I have simple file uploader that posts via a HTML form as multipart/form-data. The receiving WebSpeed code simply does a get-value() to get the file name, and a get-binary-data() to get the actual file contents into a MEMPTR, and then write the results out under a new file name. Simple and easy, working for years.
Running this code under PASOE the code fails. I see the incoming file being written into the a directory (the working directory) as a 0 byte file. The MEMPTR value returns null (either comparing it to ? or doing a GET-SIZE(m)).

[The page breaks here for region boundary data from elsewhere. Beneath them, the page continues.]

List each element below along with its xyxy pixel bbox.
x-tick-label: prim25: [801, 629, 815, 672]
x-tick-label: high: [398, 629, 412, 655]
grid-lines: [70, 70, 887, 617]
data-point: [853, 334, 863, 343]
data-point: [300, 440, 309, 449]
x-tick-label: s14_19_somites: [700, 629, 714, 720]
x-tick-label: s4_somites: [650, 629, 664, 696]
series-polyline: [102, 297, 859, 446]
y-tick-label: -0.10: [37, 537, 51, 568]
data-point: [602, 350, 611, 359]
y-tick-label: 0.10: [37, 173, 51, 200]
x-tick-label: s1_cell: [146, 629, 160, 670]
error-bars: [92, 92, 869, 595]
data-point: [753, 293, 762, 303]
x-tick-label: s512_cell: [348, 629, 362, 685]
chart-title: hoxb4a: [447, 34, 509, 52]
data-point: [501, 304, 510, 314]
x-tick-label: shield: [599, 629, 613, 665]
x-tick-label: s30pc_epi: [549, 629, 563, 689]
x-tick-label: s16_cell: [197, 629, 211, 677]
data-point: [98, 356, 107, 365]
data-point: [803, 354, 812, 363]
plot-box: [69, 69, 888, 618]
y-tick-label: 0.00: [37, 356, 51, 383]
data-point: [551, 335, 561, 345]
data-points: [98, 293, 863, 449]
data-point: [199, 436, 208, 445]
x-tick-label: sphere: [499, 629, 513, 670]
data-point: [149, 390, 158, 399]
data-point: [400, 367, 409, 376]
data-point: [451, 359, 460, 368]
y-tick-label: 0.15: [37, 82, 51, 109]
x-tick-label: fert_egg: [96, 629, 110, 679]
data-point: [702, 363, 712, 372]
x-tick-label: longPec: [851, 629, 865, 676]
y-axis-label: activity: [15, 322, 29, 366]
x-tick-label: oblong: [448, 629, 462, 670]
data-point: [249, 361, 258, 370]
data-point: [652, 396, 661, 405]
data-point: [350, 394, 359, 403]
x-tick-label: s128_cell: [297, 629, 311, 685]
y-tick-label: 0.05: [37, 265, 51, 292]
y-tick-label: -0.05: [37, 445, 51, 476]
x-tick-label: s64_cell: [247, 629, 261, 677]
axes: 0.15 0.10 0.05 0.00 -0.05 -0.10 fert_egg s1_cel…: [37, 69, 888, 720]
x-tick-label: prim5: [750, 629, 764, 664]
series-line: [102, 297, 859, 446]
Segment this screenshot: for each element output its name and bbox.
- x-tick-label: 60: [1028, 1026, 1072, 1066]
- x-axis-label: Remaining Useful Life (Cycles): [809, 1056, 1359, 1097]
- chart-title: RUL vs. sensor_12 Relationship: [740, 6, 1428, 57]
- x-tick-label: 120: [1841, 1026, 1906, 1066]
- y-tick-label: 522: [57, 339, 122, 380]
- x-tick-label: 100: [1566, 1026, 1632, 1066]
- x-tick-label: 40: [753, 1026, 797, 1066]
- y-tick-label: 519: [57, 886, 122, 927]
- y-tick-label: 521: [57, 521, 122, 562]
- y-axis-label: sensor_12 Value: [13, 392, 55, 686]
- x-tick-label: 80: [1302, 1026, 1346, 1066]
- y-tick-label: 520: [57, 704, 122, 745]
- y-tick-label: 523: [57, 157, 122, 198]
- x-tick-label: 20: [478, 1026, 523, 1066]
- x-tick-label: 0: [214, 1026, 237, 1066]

Using Classic WebSpeed the same code returns a MEMPTR with the actual file, and the correct size, and it can be written to disk (or wherever) from there.
In PASOE I have binaryUploadMaxSize for the ABL application in question set to a high value, so it's not a limit there. The knowledge base seems to indicate this is the only setting needed to enable binary uploading using the compatibility handler.
Is there something else that needs to be done to support basic binary uploads with classic WebSpeed code under PASOE?
This is under 11.7.2.
Thanks,
Brian
Hi Brian,
I tried with the below code in 11.7.3 and it worked fine for me. I modified fileUploadDirectory and binaryUploadMaxSize properties.
DEFINE VAR mFile AS MEMPTR NO-UNDO. ASSIGN mFile = WEB-CONTEXT:GET-BINARY-DATA("filename"). message get-size(mfile). IF mFile <> ? THEN COPY-LOB FROM mFile TO FILE session:temp-directory + get-value("filename") NO-CONVERT. CATCH e AS Progress.Lang.Error : message e:GetMessage(1). END CATCH.
Irfan,
My code is very similar.
After some testing, I found that there are a few files that will actually work correctly (some older Word and Excel files). They show a normal GET-SIZE(mFile) value relating to their size on disk.
For the files that don't work (which is most that I have tried, including new Excel files, any PDF, and any JPG), the GET-SIZE(mFile) is returning a value like 1,295,547,846 for files that are 11Kb on disk.
All these files work perfectly under Classic WebSpeed.
I'll do some more digging when I get a chance and see what the incoming POST bodies look like to see if I can see any difference between files that work and do not.
Thanks,
Brian
Some firewall somewhere that only allows some file types through?